Jakarta (ANTARA News) - Menteri BUMN Rini Soemarno mengumpulkan seluruh pemangku kepentingan (stakeholder) untuk menyelesaikan persoalan yang dihadapi industri gula nasional.

"Pertemuan ini untuk membahas bagaimana sinergi yang akan dijalankan semua pihak untuk menyelesaikan semua persoalan pergulaan nasional," kata Rini, di Kantor Kementerian BUMN, Jakarta, Senin.

Para pemangku kepentingan yang hadir dalam acara tersebut meliputi, para petani tebu, PT Perkebunan Nusantara (PTPN), PT Pupuk Indonesia (Persero), PT Sang Hyang Seri (Persero), Perum Bulog, Asosiasi Petani Tebu Rakyat Indonesia (APTRI), Direksi Bank BUMN, Asosiasi Gula Indonesia (AGI), Ikatan Ahli Gula, hingga serikat pekerja pabrik gula.

"Persoalan mendasar saat ini adalah jumlah areal tanaman tebu terus berkurang yang mengakibatkan pendapatan petani terus merosot. Ditambah dengan pabrik-pabrik gula milik pemerintah (PTPN) juga banyak yang berusia tua, sehingga kapasitas produksi juga menurun," ujar Rini.

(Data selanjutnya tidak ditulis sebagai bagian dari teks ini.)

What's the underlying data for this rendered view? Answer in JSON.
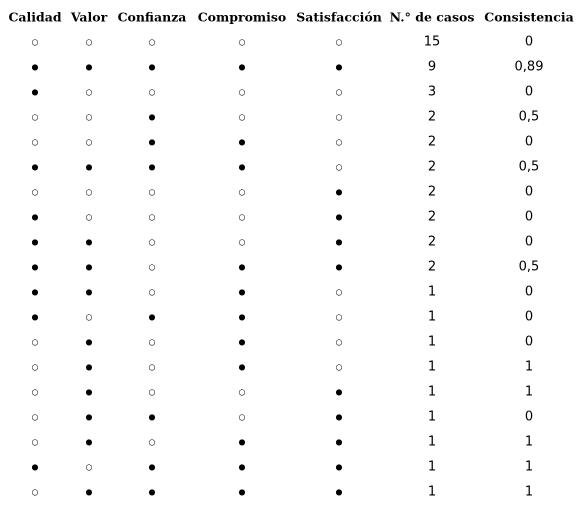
{
  "table": {
    "headers": [
      "Calidad",
      "Valor",
      "Confianza",
      "Compromiso",
      "Satisfacción",
      "N.° de casos",
      "Consistencia"
    ],
    "rows": [
      [
        "○",
        "○",
        "○",
        "○",
        "○",
        "15",
        "0"
      ],
      [
        "●",
        "●",
        "●",
        "●",
        "●",
        "9",
        "0,89"
      ],
      [
        "●",
        "○",
        "○",
        "○",
        "○",
        "3",
        "0"
      ],
      [
        "○",
        "○",
        "●",
        "○",
        "○",
        "2",
        "0,5"
      ],
      [
        "○",
        "○",
        "●",
        "●",
        "○",
        "2",
        "0"
      ],
      [
        "●",
        "●",
        "●",
        "●",
        "○",
        "2",
        "0,5"
      ],
      [
        "○",
        "○",
        "○",
        "○",
        "●",
        "2",
        "0"
      ],
      [
        "●",
        "○",
        "○",
        "○",
        "●",
        "2",
        "0"
      ],
      [
        "●",
        "●",
        "○",
        "○",
        "●",
        "2",
        "0"
      ],
      [
        "●",
        "●",
        "○",
        "●",
        "●",
        "2",
        "0,5"
      ],
      [
        "●",
        "●",
        "○",
        "●",
        "○",
        "1",
        "0"
      ],
      [
        "●",
        "○",
        "●",
        "●",
        "○",
        "1",
        "0"
      ],
      [
        "○",
        "●",
        "○",
        "●",
        "○",
        "1",
        "0"
      ],
      [
        "○",
        "●",
        "○",
        "●",
        "○",
        "1",
        "1"
      ],
      [
        "○",
        "●",
        "○",
        "○",
        "●",
        "1",
        "1"
      ],
      [
        "○",
        "●",
        "●",
        "○",
        "●",
        "1",
        "0"
      ],
      [
        "○",
        "●",
        "○",
        "●",
        "●",
        "1",
        "1"
      ],
      [
        "●",
        "○",
        "●",
        "●",
        "●",
        "1",
        "1"
      ],
      [
        "○",
        "●",
        "●",
        "●",
        "●",
        "1",
        "1"
      ]
    ]
  }
}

Menteri BUMN menyampaikan, program revitalisasi pabrik gula sudah berlangsung sejak 2015 dengan memberikan permodalan. Namun realisasinya memakan waktu sekitar dua tahun.

Untuk itu tambah Rini, dalam implementasinya, petani tebu akan mendapat pendanaan dari Bank BUMN, bibit dari BUMN Sang Hyang Seri, dan pupuk dari Pupuk Indonesia.

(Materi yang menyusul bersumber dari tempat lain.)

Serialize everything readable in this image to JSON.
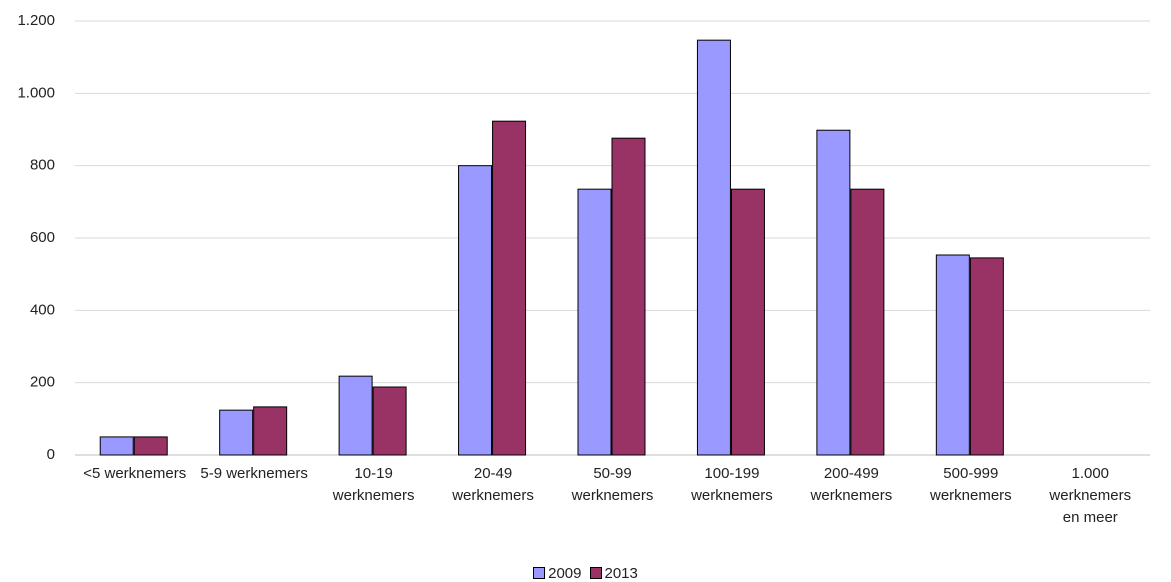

"Dengan begitu petani tebu dapat mengambil pinjaman dengan avalis pabrik gula, tanpa ada agunan," ujarnya.

Sesuai dengan targetnya, Rini pun optimis pada akhir 2018, Indonesia bisa mencapai swasembada gula dengan produksi 3,2 juta ton.

Langkah konkret

Sementara itu, Ketua Dewan Pembina APTRI Arum Sabil mengatakan, pertemuan seluruh pihak terkait dengan Menteri BUMN merupakan langkah konkret pemerintah menyelesaikan persoalan pergulaan nasional.

"Masalah yang dihadapi petani saat ini adalah soal rendemen. Karena itu perlu solusi menyeluruh bagaimana mengelola tebu petani," ujar Arum.

"Tadi ibu menteri tidak lagi hanya menginstruksikan sinergi, tapi sudah pada tahap perlunya reward dan punishment dijalankan, sehingga tidak lagi pada tataran nota kesepahaman di atas kertas," kata Arum Sabil.

Ia menambahkan, pertemuan arahan dari Menteri BUMN tersebut merupakan wujud nyata untuk menyinergikan BUMN dengan pelaku usaha terkait dan masyarakat.

"Semua bisa dijawab mulai dari persoalan kredit, pupuk, hingga pabrik gula yang kapasitas gilingnya sudah siap ditingkatkan," ujar Arum Sabil.

Ia menambahkan, saat ini yang penting dijalankan adalah soal kebijakan atau regulasi terutama di luar kewenangan Menteri BUMN, seperti alokasi pupuk dan tata niaga yang terkait dengan Menteri Pertanian dan Menteri Perdagangan.

Sedangkan, Ketua Asosiasi Gula Indonesia Agus Pakpahan mengatakan, yang penting saat ini adalah bagaimana pemerintah memiliki pondasi berpikir demi kepentingan nasional.

"Kalau kita letakkan kebutuhan gula demi kepentingan nasional, maka sebelum target tercapai daya saing perlu ditingkatkan. Dengan ukuran itu, maka impor gula harus berdasarkan kebutuhan, bukan berdasarkan kapasitas terpasang," tegas Agus.

Untuk itu ia mengusulkan dua target Asosiasi Gula Indonesia kepada Pemerintah, yaitu bisa harga gula di konsumen tidak boleh lebih tinggi dari harga tertentu, dan peningkatan target produksi dalam negeri.

"Di tataran niaga, Asosiasi Gula Indonesia mengusulkan penataan kembali sistem produksi dalam negeri, di mana dilakukan berlandaskan pada kebijakan nasional nasional sehingga swasembada gula dalam 2-3 tahun ke depan bisa tercapai," ujar Agus.